Figure 3. Sigmar1 mediates haloperidol activity in fibroblasts.

(A) Relative mRNA expression of dopamine receptor D2 (Drd2) and sigma receptor 1 (Sigmar1) in SH-SY5Y neuronal cells, skin, lung, and heart fibroblasts (n = 3/gp). (B) Western blot for Sigmar1 in skin, lung and cardiac fibroblasts. Hsc70 is shown as loading control run in parallel with Sigmar1. (C) Western blot showing the expression of αSMA and Sigmar1 in cardiac fibroblasts upon treatment with TGF-β, haloperidol, or their combination. Hsc70 is shown as loading control run in parallel. (D) Quantitative real-time PCR showing the level of Sigmar1 expression upon delivery of 4 specific shRNAs (shSigmar1–4) in primary adult cardiac fibroblasts (n = 3/gp).
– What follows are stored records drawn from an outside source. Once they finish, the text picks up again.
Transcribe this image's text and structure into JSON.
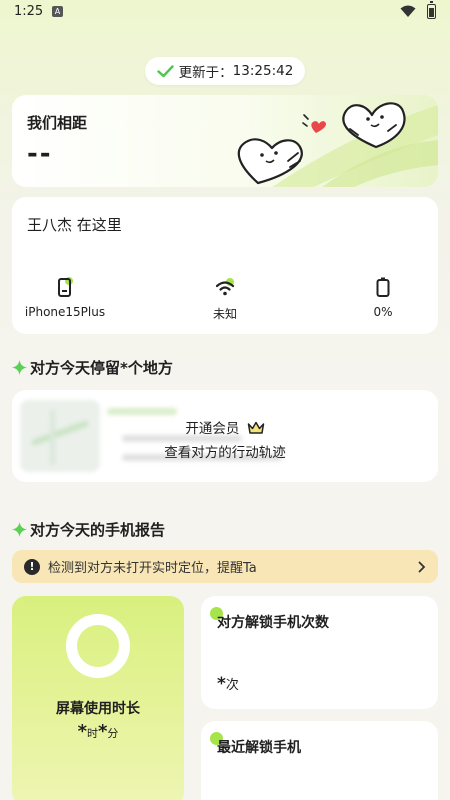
{
  "status_bar": {
    "time": "1:25"
  },
  "updated": {
    "label": "更新于：",
    "time": "13:25:42"
  },
  "distance": {
    "title": "我们相距",
    "value": "--"
  },
  "device": {
    "title": "王八杰 在这里",
    "items": [
      {
        "label": "iPhone15Plus",
        "icon": "phone-icon"
      },
      {
        "label": "未知",
        "icon": "wifi-icon"
      },
      {
        "label": "0%",
        "icon": "battery-icon"
      }
    ]
  },
  "places": {
    "title": "对方今天停留*个地方",
    "overlay_line1": "开通会员",
    "overlay_line2": "查看对方的行动轨迹"
  },
  "report": {
    "title": "对方今天的手机报告",
    "alert_text": "检测到对方未打开实时定位，提醒Ta",
    "screen_time": {
      "label": "屏幕使用时长",
      "hours": "*",
      "hour_unit": "时",
      "minutes": "*",
      "minute_unit": "分"
    },
    "unlock_count": {
      "title": "对方解锁手机次数",
      "value": "*",
      "unit": "次"
    },
    "recent_unlock": {
      "title": "最近解锁手机"
    }
  },
  "colors": {
    "accent_green": "#a6e44a",
    "alert_bg": "#f8e6b6"
  }
}
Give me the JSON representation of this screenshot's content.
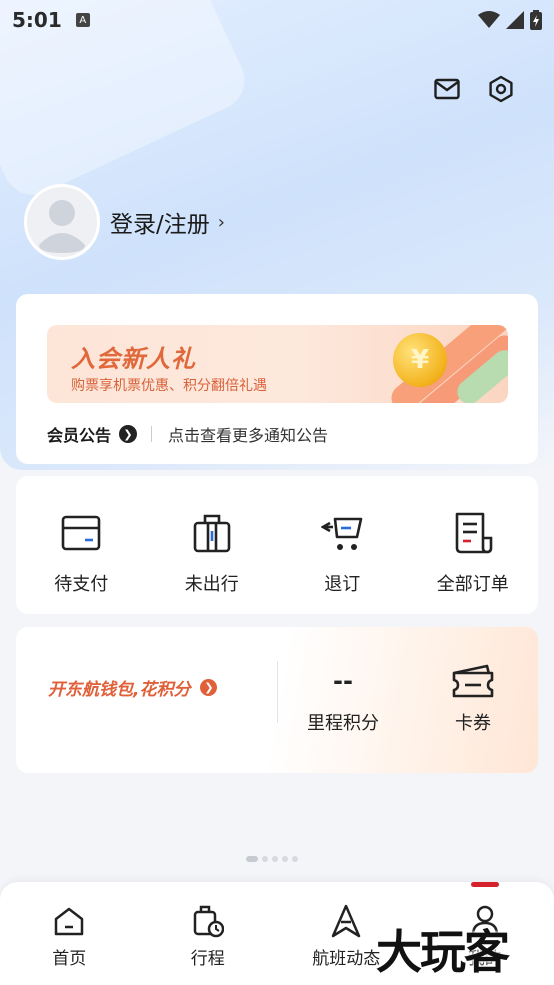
{
  "status_bar": {
    "time": "5:01",
    "notification_glyph": "A"
  },
  "header": {
    "icons": [
      "mail-icon",
      "settings-icon"
    ]
  },
  "profile": {
    "login_label": "登录/注册",
    "chevron": "›"
  },
  "promo": {
    "title": "入会新人礼",
    "subtitle": "购票享机票优惠、积分翻倍礼遇",
    "coin_symbol": "¥"
  },
  "notice": {
    "label": "会员公告",
    "text": "点击查看更多通知公告"
  },
  "orders": [
    {
      "label": "待支付",
      "icon": "wallet-card-icon"
    },
    {
      "label": "未出行",
      "icon": "luggage-icon"
    },
    {
      "label": "退订",
      "icon": "cart-return-icon"
    },
    {
      "label": "全部订单",
      "icon": "order-list-icon"
    }
  ],
  "wallet": {
    "promo_text": "开东航钱包,花积分",
    "mileage": {
      "value": "--",
      "label": "里程积分"
    },
    "coupons": {
      "label": "卡券",
      "icon": "ticket-icon"
    }
  },
  "carousel": {
    "count": 5,
    "active_index": 0
  },
  "tabbar": {
    "tabs": [
      {
        "label": "首页",
        "icon": "home-icon"
      },
      {
        "label": "行程",
        "icon": "itinerary-icon"
      },
      {
        "label": "航班动态",
        "icon": "flight-status-icon"
      },
      {
        "label": "我的",
        "icon": "profile-icon",
        "active": true
      }
    ]
  },
  "watermark": {
    "text": "大玩客"
  },
  "colors": {
    "accent_orange": "#e0603a",
    "tab_indicator": "#d5212c",
    "promo_orange": "#e0683a"
  }
}
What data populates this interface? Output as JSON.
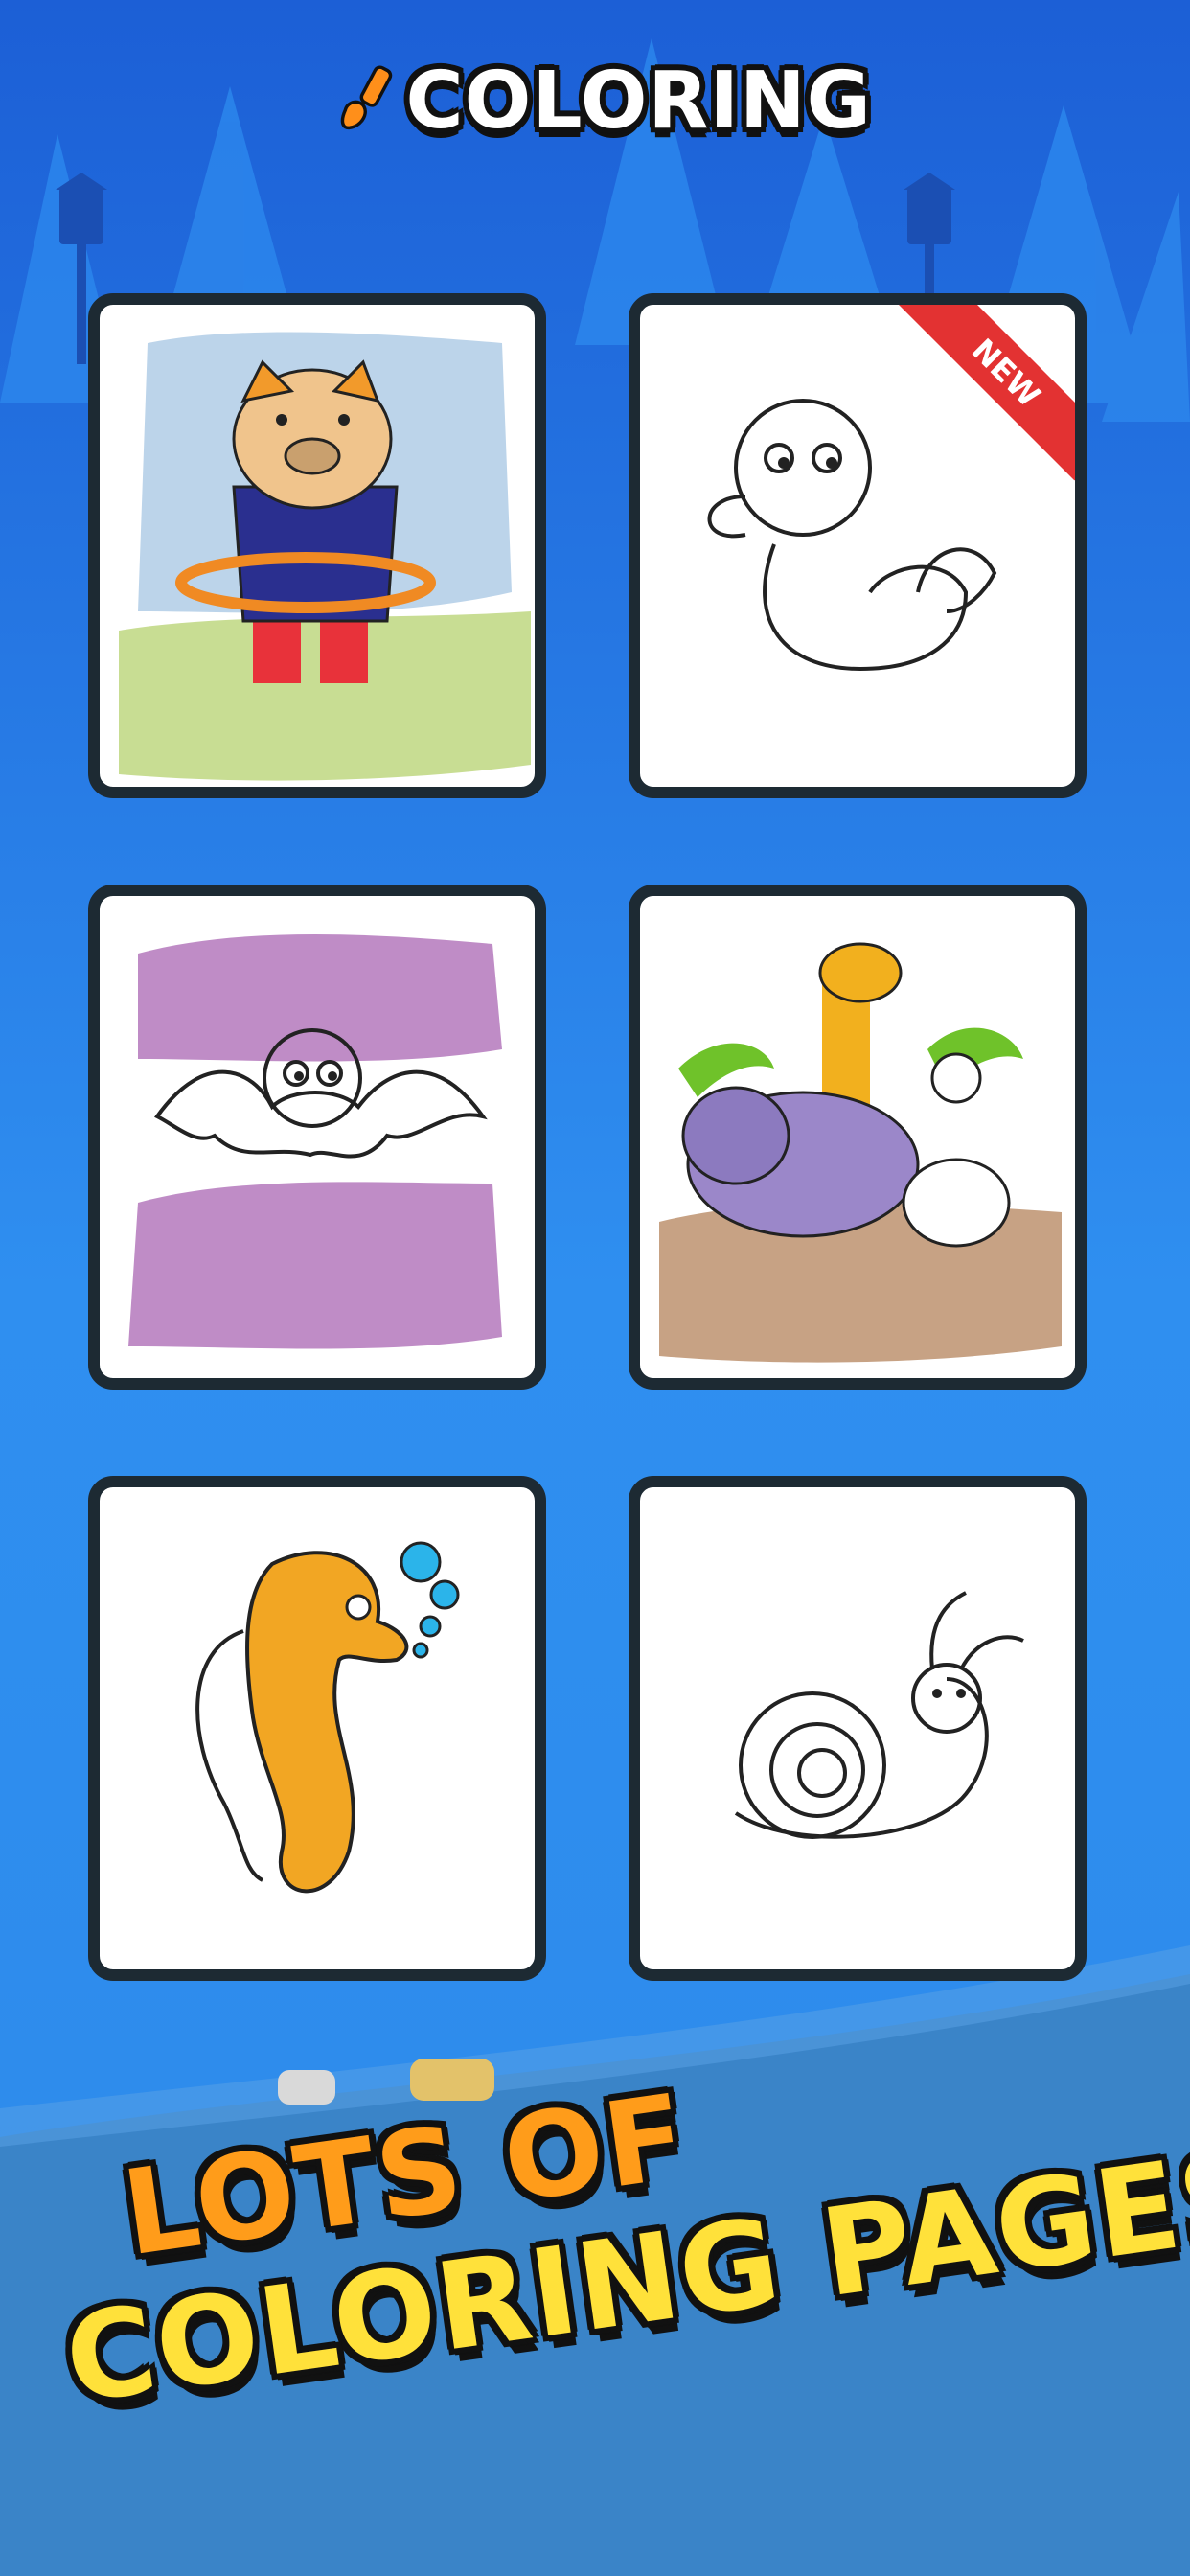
{
  "app": {
    "logo_text": "COLORING"
  },
  "colors": {
    "accent_orange": "#ff9c1a",
    "accent_yellow": "#ffe13a",
    "ribbon_red": "#e33232",
    "background_blue": "#2d8ff0"
  },
  "grid": {
    "cards": [
      {
        "subject": "pig with hula hoop",
        "colored": true,
        "badge": ""
      },
      {
        "subject": "duck",
        "colored": false,
        "badge": "NEW"
      },
      {
        "subject": "bat",
        "colored": true,
        "badge": ""
      },
      {
        "subject": "jungle animals",
        "colored": true,
        "badge": ""
      },
      {
        "subject": "seahorse",
        "colored": true,
        "badge": ""
      },
      {
        "subject": "snail",
        "colored": false,
        "badge": ""
      }
    ]
  },
  "headline": {
    "line1": "LOTS OF",
    "line2": "COLORING PAGES"
  }
}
A scrambled sequence of shSigmar1-1 was used as a control. (E) Western blot showing the expression level of Sigmar1 upon delivery of 4 specific shRNAs (shSigmar1–4) in primary adult cardiac fibroblasts, using the scrambled sequence of shSigmar1-1 as a control. Tubulin is used as loading control. (F) Representative images of αSMA staining (red) in cardiac fibroblasts upon Sigmar1 silencing using the 4 shRNAs and treatment with TGF-β, haloperidol, or their combination. Nuclei are stained blue with Hoechst. Scale bar: 100 μm. (G) Quantification of αSMA mean intensity in cardiac fibroblasts upon Sigmar1 silencing using the 4 shRNAs and treatment with TGF-β, haloperidol, or their combination (n = 3/gp). Values in A, D, and G are mean ± SEM. *P < 0.05, **P < 0.01, ***P < 0.001 (relative to control in J) by unpaired t test with Welch’s correction.